Le dispositif des zones à faibles émissions (ZFE) vise à restreindre, voire interdire, la circulation des véhicules les plus polluants dans les zones urbaines denses, afin d’améliorer la qualité de l’air. En effet, le trafic routier est une source majeure de pollution atmosphérique, notamment de particules fines (PM10 et PM2,5), de dioxyde d’azote (NO₂), deux polluants particulièrement nocifs pour la santé respiratoire et cardiovasculaire.
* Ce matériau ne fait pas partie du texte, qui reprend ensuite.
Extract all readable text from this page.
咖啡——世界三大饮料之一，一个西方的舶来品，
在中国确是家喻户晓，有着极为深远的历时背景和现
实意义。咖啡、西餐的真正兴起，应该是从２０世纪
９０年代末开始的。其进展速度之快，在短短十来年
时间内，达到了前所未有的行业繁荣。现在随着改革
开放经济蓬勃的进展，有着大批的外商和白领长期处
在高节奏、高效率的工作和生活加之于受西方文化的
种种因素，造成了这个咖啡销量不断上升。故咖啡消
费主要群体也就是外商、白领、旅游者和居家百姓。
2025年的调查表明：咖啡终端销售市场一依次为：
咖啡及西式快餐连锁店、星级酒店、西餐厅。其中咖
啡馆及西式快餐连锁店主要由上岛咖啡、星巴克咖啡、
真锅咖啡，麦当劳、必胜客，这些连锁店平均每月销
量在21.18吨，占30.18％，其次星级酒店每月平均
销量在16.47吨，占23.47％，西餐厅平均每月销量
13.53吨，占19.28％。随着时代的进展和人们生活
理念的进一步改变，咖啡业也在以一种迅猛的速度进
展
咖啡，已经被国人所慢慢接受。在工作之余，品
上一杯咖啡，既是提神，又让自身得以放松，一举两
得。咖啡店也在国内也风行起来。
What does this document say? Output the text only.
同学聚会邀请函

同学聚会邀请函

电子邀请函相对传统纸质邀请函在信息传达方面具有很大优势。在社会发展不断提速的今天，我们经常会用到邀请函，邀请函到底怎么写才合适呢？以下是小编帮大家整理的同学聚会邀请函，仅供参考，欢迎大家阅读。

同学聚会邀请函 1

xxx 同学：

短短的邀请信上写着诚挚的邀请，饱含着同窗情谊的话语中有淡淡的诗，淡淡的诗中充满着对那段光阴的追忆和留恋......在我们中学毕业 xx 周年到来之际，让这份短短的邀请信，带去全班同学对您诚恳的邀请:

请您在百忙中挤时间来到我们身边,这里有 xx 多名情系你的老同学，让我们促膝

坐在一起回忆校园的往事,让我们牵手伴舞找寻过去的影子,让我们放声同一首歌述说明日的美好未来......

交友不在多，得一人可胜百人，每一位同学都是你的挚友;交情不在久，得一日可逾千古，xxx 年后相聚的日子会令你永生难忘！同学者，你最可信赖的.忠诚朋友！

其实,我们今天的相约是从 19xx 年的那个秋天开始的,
Dans ce contexte, les ZFE apparaissent comme un outil logique et efficace : en limitant les émissions liées à la circulation automobile, elles contribuent à réduire la concentration de polluants dans l’air. Sur le papier, donc, les ZFE fonctionnent.

 

 

Cette série de cartes largement relayées sur les réseaux sociaux ces derniers mois illustre l’amélioration spectaculaire de la qualité de l’air en Île-de-France depuis la mise en place des ZFE en 2018. Aujourd’hui, la France compte 25 zones à faibles émissions, même si leur niveau de restriction varie considérablement selon les territoires : dans la pratique, les contrôles restent limités et les sanctions peu dissuasives. De nombreuses dérogations ont été notamment instaurées afin de limiter les effets sociaux jugés injustes de la mesure et à apaiser les contestations : il est souvent possible, par exemple, pour les résidents d’utiliser ponctuellement un véhicule non conforme, notamment pour des rendez-vous médicaux ou pour des déplacements ponctuels.

Entrée de zone à faibles émissions à La Duchère,

Les métropoles de Paris, Lyon, Grenoble ou Montpellier figurent parmi les plus strictes, avec des restrictions allant jusqu’aux véhicules classés Crit’Air 3. Ce sont aussi ces grandes villes qui, en général, sont en avance sur le développement des transports en commun, des pistes cyclables ou encore des systèmes de covoiturage. Il est donc difficile d’isoler l’effet des ZFE de celui de l’offre de mobilité alternative, ce qui laisse place à de multiples interprétations politiques.

À droite, le dispositif est critiqué comme une atteinte à la “liberté d’entreprendre” et comme un facteur de “ségrégation sociale et territoriale”. Vu comme “une bombe sociale”, les députés RN et LR dénonce le dispositif pour contraindre les Français et Françaises à choisir entre “des coûts supplémentaires importants pour acheter un nouveau véhicule propre ou renoncer à se déplacer “. A gauche, LFI se positionne également contre les ZFE, en insistant sur la nécessité de renforcer les transports publics avant de restreindre l’usage de la voiture. Même du côté des écologistes, certains plaident pour éviter ce qu’ils appellent une “écologie punitive”. Tous les partis dénoncent l’injustice sociale des ZFE pour les plus modestes. Pourtant derrière ce consensus politique, de nombreuses études montrent une réalité sociale plus nuancée.

Qui gagne, qui perd ?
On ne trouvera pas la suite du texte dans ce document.